NOTHING COULD BE FURTHER from the truth. California farm workers are younger, poorer, less educated and less organized than ever in recent history. The UFW, meanwhile, may have fewer members than ever in its 40-year history, but its income continues to grow. The bulk of that revenue comes not from dues but from donations — from voluntary contributions from well-meaning liberals who cannot resist a solicitation adorned with a grainy photo of Chavez and stamped with the iconic black eagle of the union banner. Nothing feels more redeeming after a pricey dinner on the Westside than to send off a few bucks in an envelope to the heirs of Cesar Chavez.
Until now, the UFW has remained stone-deaf to its critics — both external and internal.

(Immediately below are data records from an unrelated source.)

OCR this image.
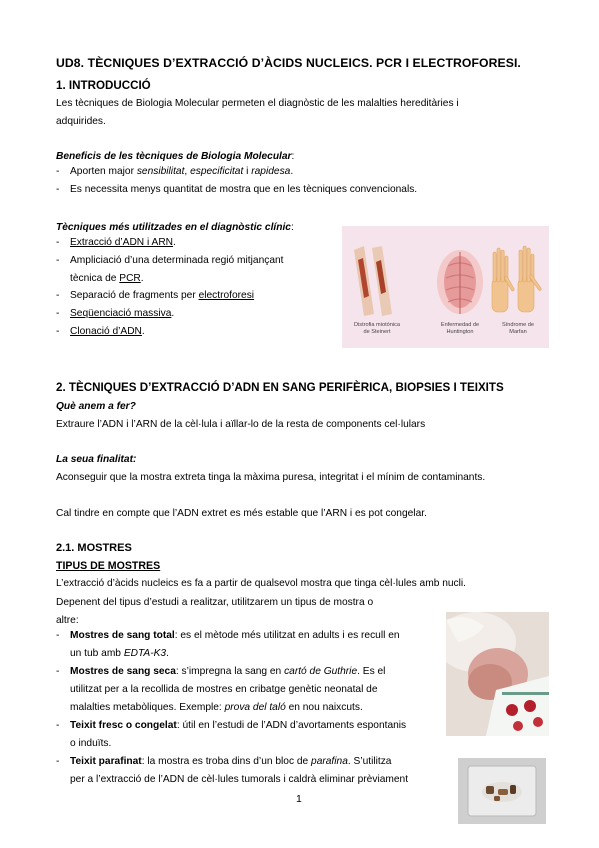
UD8. TÈCNIQUES D’EXTRACCIÓ D’ÀCIDS NUCLEICS. PCR I ELECTROFORESI.
1. INTRODUCCIÓ
Les tècniques de Biologia Molecular permeten el diagnòstic de les malalties hereditàries i
adquirides.
Beneficis de les tècniques de Biologia Molecular:
- Aporten major sensibilitat, especificitat i rapidesa.
- Es necessita menys quantitat de mostra que en les tècniques convencionals.
Tècniques més utilitzades en el diagnòstic clínic:
- Extracció d’ADN i ARN.
- Ampliciació d’una determinada regió mitjançant
tècnica de PCR.
- Separació de fragments per electroforesi
- Seqüenciació massiva.
- Clonació d’ADN.
Distrofia miotónica
de Steinert
Enfermedad de
Huntington
Síndrome de
Marfan
2. TÈCNIQUES D’EXTRACCIÓ D’ADN EN SANG PERIFÈRICA, BIOPSIES I TEIXITS
Què anem a fer?
Extraure l’ADN i l’ARN de la cèl·lula i aïllar-lo de la resta de components cel·lulars
La seua finalitat:
Aconseguir que la mostra extreta tinga la màxima puresa, integritat i el mínim de contaminants.
Cal tindre en compte que l’ADN extret es més estable que l’ARN i es pot congelar.
2.1. MOSTRES
TIPUS DE MOSTRES
L’extracció d’àcids nucleics es fa a partir de qualsevol mostra que tinga cèl·lules amb nucli.
Depenent del tipus d’estudi a realitzar, utilitzarem un tipus de mostra o
altre:
- Mostres de sang total: es el mètode més utilitzat en adults i es recull en
un tub amb EDTA-K3.
- Mostres de sang seca: s’impregna la sang en cartó de Guthrie. Es el
utilitzat per a la recollida de mostres en cribatge genètic neonatal de
malalties metabòliques. Exemple: prova del taló en nou naixcuts.
- Teixit fresc o congelat: útil en l’estudi de l’ADN d’avortaments espontanis
o induïts.
- Teixit parafinat: la mostra es troba dins d’un bloc de parafina. S’utilitza
per a l’extracció de l’ADN de cèl·lules tumorals i caldrà eliminar prèviament
1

The union’s leadership — and its auxiliary agencies — are completely in the grip of the Chavez family, making a mockery of even the pretense of internal diversity and democracy, let alone any sort of serious accountability. Two years ago, when the Bakersfield Californian first blew the cover off the operation, the UFW denounced the newspaper series as an unfair attack and undertook no reforms — not even cosmetic ones. When my article of last summer once again pinged the union for its ineffectiveness and its nepotism, its press manager did everything he could to undermine my credibility. But the institutional weight of a four-part L.A. Times series is not something that can be easily brushed off or pushed back with indignant press releases from union headquarters.
This time around, the union will have to take the public critique seriously and institute some real reform lest it flirt with extinction. Those of us who are sympathetic to the ideals of Cesar Chavez perhaps have the greatest responsibility to be honest with ourselves and with the UFW. We achieve absolutely nothing by apologizing for the UFW’s failure or rationalizing the more venal aspects of the Chavez family management. The next time one of the UFW fund-raising letters comes your way, instead of writing a check, you might want to write back a note to Chavez’s son-in-law and current UFW president Arturo Rodriguez. Tell him that as soon as he can show you a concrete strategic plan to organize unions for California farm workers, you will show him the money.